Von Cerstin Gammelin und Mike Szymanski, Berlin

Die Betrugsaffäre um den mittlerweile insolventen Zahlungsdienstleister Wirecard ist im Kanzleramt angekommen. Das Unternehmen hat mehrfach versucht, über Staatsministerin Dorothee Bär (CSU), den aus Bayern stammenden früheren Geheimdienstkoordinator Klaus-Dieter Fritsche sowie Ex-Wirtschaftsminister Karl-Theodor zu Guttenberg (CSU) direkte Kontakte zu Bundeskanzlerin Angela Merkel (CDU) aufzubauen. Dass die CSU heftig lobbyierte, geht aus einer am Mittwoch vom Kanzleramt veröffentlichten Chronologie der Kontakte hervor. In der Koalition wächst derweil die Sorge, dass die Affäre sich ausweiten und den anstehenden Wahlkampf für die Bundestagswahl 2021 überschatten könnte.
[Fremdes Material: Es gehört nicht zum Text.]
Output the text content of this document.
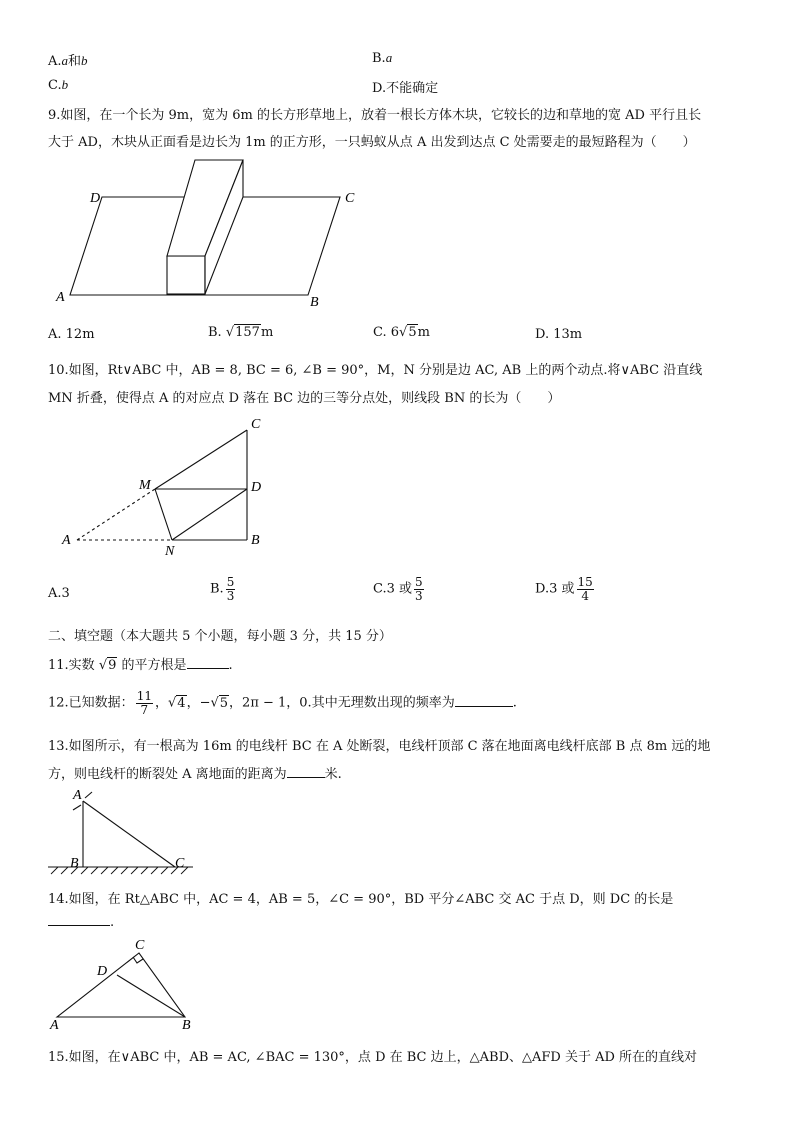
A.a和b	B.a
C.b	D.不能确定
9.如图，在一个长为 9m，宽为 6m 的长方形草地上，放着一根长方体木块，它较长的边和草地的宽 AD 平行且长
大于 AD，木块从正面看是边长为 1m 的正方形，一只蚂蚁从点 A 出发到达点 C 处需要走的最短路程为（　　）
D	C
A	B
A. 12m	B. √157m	C. 6√5m	D. 13m
10.如图，Rt∨ABC 中，AB = 8, BC = 6, ∠B = 90°，M，N 分别是边 AC, AB 上的两个动点.将∨ABC 沿直线
MN 折叠，使得点 A 的对应点 D 落在 BC 边的三等分点处，则线段 BN 的长为（　　）
C
M	D
A
N
B
A.3	B. $\frac{5}{3}$	C.3 或 $\frac{5}{3}$	D.3 或 $\frac{15}{4}$
二、填空题（本大题共 5 个小题，每小题 3 分，共 15 分）
11.实数 √9 的平方根是	.
12.已知数据： $\frac{11}{7}$ ，√4，−√5，2π − 1，0.其中无理数出现的频率为	.
13.如图所示，有一根高为 16m 的电线杆 BC 在 A 处断裂，电线杆顶部 C 落在地面离电线杆底部 B 点 8m 远的地
方，则电线杆的断裂处 A 离地面的距离为	米.
A
B	C
14.如图，在 Rt△ABC 中，AC = 4，AB = 5，∠C = 90°，BD 平分∠ABC 交 AC 于点 D，则 DC 的长是
.
C
D
A	B
15.如图，在∨ABC 中，AB = AC, ∠BAC = 130°，点 D 在 BC 边上，△ABD、△AFD 关于 AD 所在的直线对
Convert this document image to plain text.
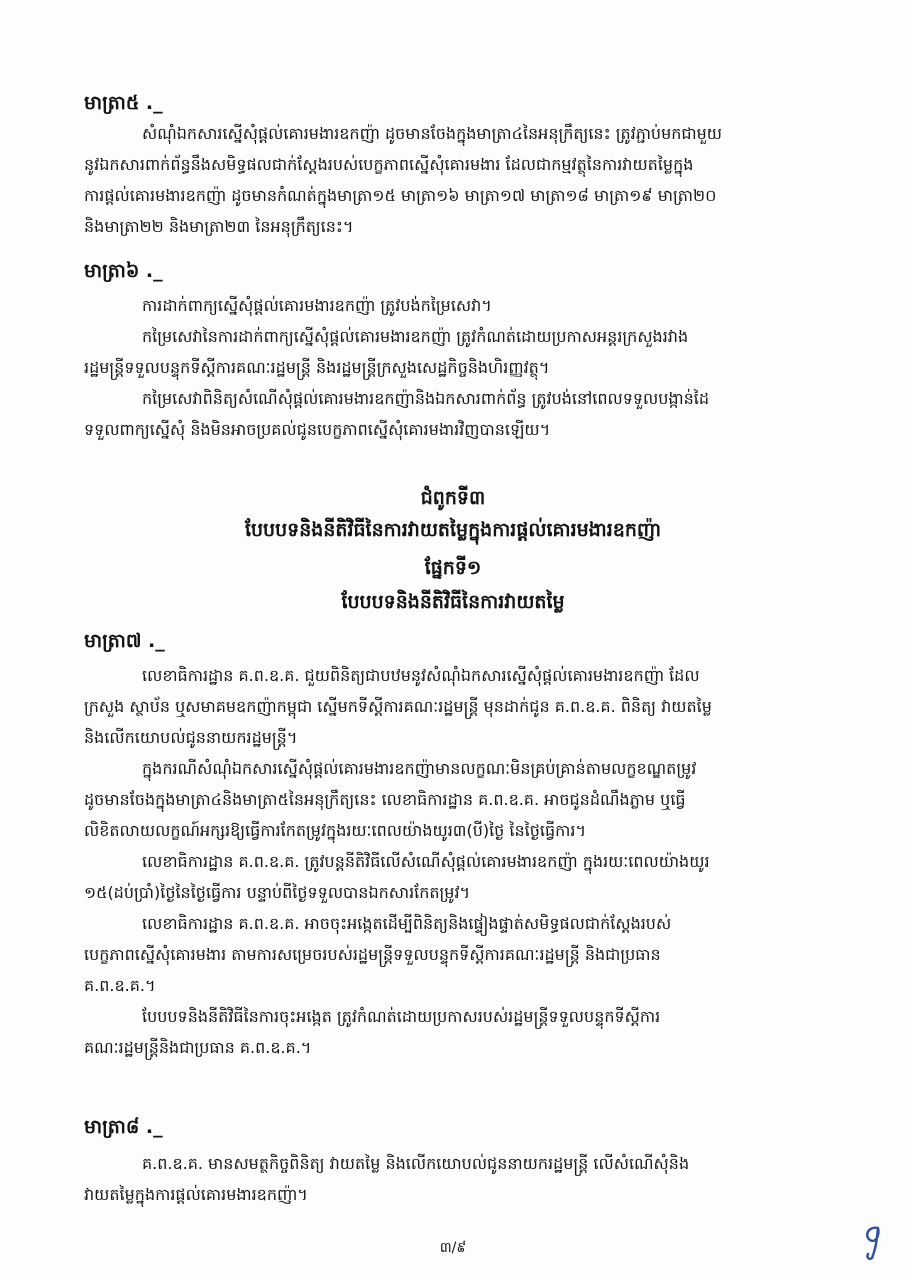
មាត្រា៥ ._
សំណុំឯកសារស្នើសុំផ្តល់គោរមងារឧកញ៉ា ដូចមានចែងក្នុងមាត្រា៤នៃអនុក្រឹត្យនេះ ត្រូវភ្ជាប់មកជាមួយ
នូវឯកសារពាក់ព័ន្ធនឹងសមិទ្ធផលជាក់ស្តែងរបស់បេក្ខភាពស្នើសុំគោរមងារ ដែលជាកម្មវត្ថុនៃការវាយតម្លៃក្នុង
ការផ្តល់គោរមងារឧកញ៉ា ដូចមានកំណត់ក្នុងមាត្រា១៥ មាត្រា១៦ មាត្រា១៧ មាត្រា១៨ មាត្រា១៩ មាត្រា២០
និងមាត្រា២២ និងមាត្រា២៣ នៃអនុក្រឹត្យនេះ។
មាត្រា៦ ._
ការដាក់ពាក្យស្នើសុំផ្តល់គោរមងារឧកញ៉ា ត្រូវបង់កម្រៃសេវា។
កម្រៃសេវានៃការដាក់ពាក្យស្នើសុំផ្តល់គោរមងារឧកញ៉ា ត្រូវកំណត់ដោយប្រកាសអន្តរក្រសួងរវាង
រដ្ឋមន្ត្រីទទួលបន្ទុកទីស្តីការគណៈរដ្ឋមន្ត្រី និងរដ្ឋមន្ត្រីក្រសួងសេដ្ឋកិច្ចនិងហិរញ្ញវត្ថុ។
កម្រៃសេវាពិនិត្យសំណើសុំផ្តល់គោរមងារឧកញ៉ានិងឯកសារពាក់ព័ន្ធ ត្រូវបង់នៅពេលទទួលបង្កាន់ដៃ
ទទួលពាក្យស្នើសុំ និងមិនអាចប្រគល់ជូនបេក្ខភាពស្នើសុំគោរមងារវិញបានឡើយ។
ជំពូកទី៣
បែបបទនិងនីតិវិធីនៃការវាយតម្លៃក្នុងការផ្តល់គោរមងារឧកញ៉ា
ផ្នែកទី១
បែបបទនិងនីតិវិធីនៃការវាយតម្លៃ
មាត្រា៧ ._
លេខាធិការដ្ឋាន គ.ព.ឧ.គ. ជួយពិនិត្យជាបឋមនូវសំណុំឯកសារស្នើសុំផ្តល់គោរមងារឧកញ៉ា ដែល
ក្រសួង ស្ថាប័ន ឬសមាគមឧកញ៉ាកម្ពុជា ស្នើមកទីស្តីការគណៈរដ្ឋមន្ត្រី មុនដាក់ជូន គ.ព.ឧ.គ. ពិនិត្យ វាយតម្លៃ
និងលើកយោបល់ជូននាយករដ្ឋមន្ត្រី។
ក្នុងករណីសំណុំឯកសារស្នើសុំផ្តល់គោរមងារឧកញ៉ាមានលក្ខណៈមិនគ្រប់គ្រាន់តាមលក្ខខណ្ឌតម្រូវ
ដូចមានចែងក្នុងមាត្រា៤និងមាត្រា៥នៃអនុក្រឹត្យនេះ លេខាធិការដ្ឋាន គ.ព.ឧ.គ. អាចជូនដំណឹងភ្លាម ឬធ្វើ
លិខិតលាយលក្ខណ៍អក្សរឱ្យធ្វើការកែតម្រូវក្នុងរយៈពេលយ៉ាងយូរ៣(បី)ថ្ងៃ នៃថ្ងៃធ្វើការ។
លេខាធិការដ្ឋាន គ.ព.ឧ.គ. ត្រូវបន្តនីតិវិធីលើសំណើសុំផ្តល់គោរមងារឧកញ៉ា ក្នុងរយៈពេលយ៉ាងយូរ
១៥(ដប់ប្រាំ)ថ្ងៃនៃថ្ងៃធ្វើការ បន្ទាប់ពីថ្ងៃទទួលបានឯកសារកែតម្រូវ។
លេខាធិការដ្ឋាន គ.ព.ឧ.គ. អាចចុះអង្កេតដើម្បីពិនិត្យនិងផ្ទៀងផ្ទាត់សមិទ្ធផលជាក់ស្តែងរបស់
បេក្ខភាពស្នើសុំគោរមងារ តាមការសម្រេចរបស់រដ្ឋមន្ត្រីទទួលបន្ទុកទីស្តីការគណៈរដ្ឋមន្ត្រី និងជាប្រធាន
គ.ព.ឧ.គ.។
បែបបទនិងនីតិវិធីនៃការចុះអង្កេត ត្រូវកំណត់ដោយប្រកាសរបស់រដ្ឋមន្ត្រីទទួលបន្ទុកទីស្តីការ
គណៈរដ្ឋមន្ត្រីនិងជាប្រធាន គ.ព.ឧ.គ.។
មាត្រា៨ ._
គ.ព.ឧ.គ. មានសមត្ថកិច្ចពិនិត្យ វាយតម្លៃ និងលើកយោបល់ជូននាយករដ្ឋមន្ត្រី លើសំណើសុំនិង
វាយតម្លៃក្នុងការផ្តល់គោរមងារឧកញ៉ា។
៣/៩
Allen bisher verfügbaren Unterlagen zufolge war das Vorzeigeunternehmen der deutschen FinTech-Branche in der Finanzaufsicht Bafin, dem Finanzministerium und dem Kanzleramt gut bekannt. Es gab regelmäßige Kontakte. Zwar hat Angela Merkel sich offenbar nie direkt mit Markus Braun, dem Vorstandschef von Wirecard, getroffen. Eine über Staatsministerin Bär übermittelte Gesprächsanfrage lehnte Merkel im Januar 2019 ab. Braun nahm lediglich im Juni 2020 an einer Videoschalte der Kanzlerin mit allen Dax-Konzernen teil. Aus der vom Kanzleramt übermittelten Aufstellung aller Kontakte wegen und mit Wirecard geht aber nicht direkt hervor, ob Merkel von den seit Februar 2019 laufenden Ermittlungen gegen Wirecard wegen des Verdachts auf Bilanzfälschung und Geldwäsche informiert worden war. Die meisten Informationen waren auch öffentlich zugänglich. Die Frage danach, was Merkel wusste, ist deshalb wichtig, weil die Kanzlerin sich nach einem Gespräch mit Guttenberg auf ihrer Reise nach China Anfang September 2019 persönlich für Wirecard eingesetzt hat. Die Bundeskanzlerin habe Wirecard und die von dem Zahlungsdienstleister geplante Übernahme eines chinesischen Unternehmens bei den Gesprächen mit der chinesischen Führung "angesprochen". Merkels Wirtschaftsberater Lars-Hendrik Röller habe Guttenberg anschließend eine "weitere Flankierung" zugesagt. Merkel habe zum Zeitpunkt der Reise allerdings "keine Kenntnis von möglichen schwerwiegenden Unregelmäßigkeiten bei Wirecard" gehabt, teilte das Kanzleramt mit. Das schließt nicht aus, dass Merkel zwar über die bestehenden Ermittlungen gegen Wirecard informiert war, diese aber auch im Kanzleramt wie zuvor im Finanzministerium als nicht so gravierend eingeschätzt worden waren, dass sich Merkels Fürsprache verboten hätte. Das wirft die Frage auf, warum weder das Kanzleramt noch das Finanzministerium strenger hingeschaut haben.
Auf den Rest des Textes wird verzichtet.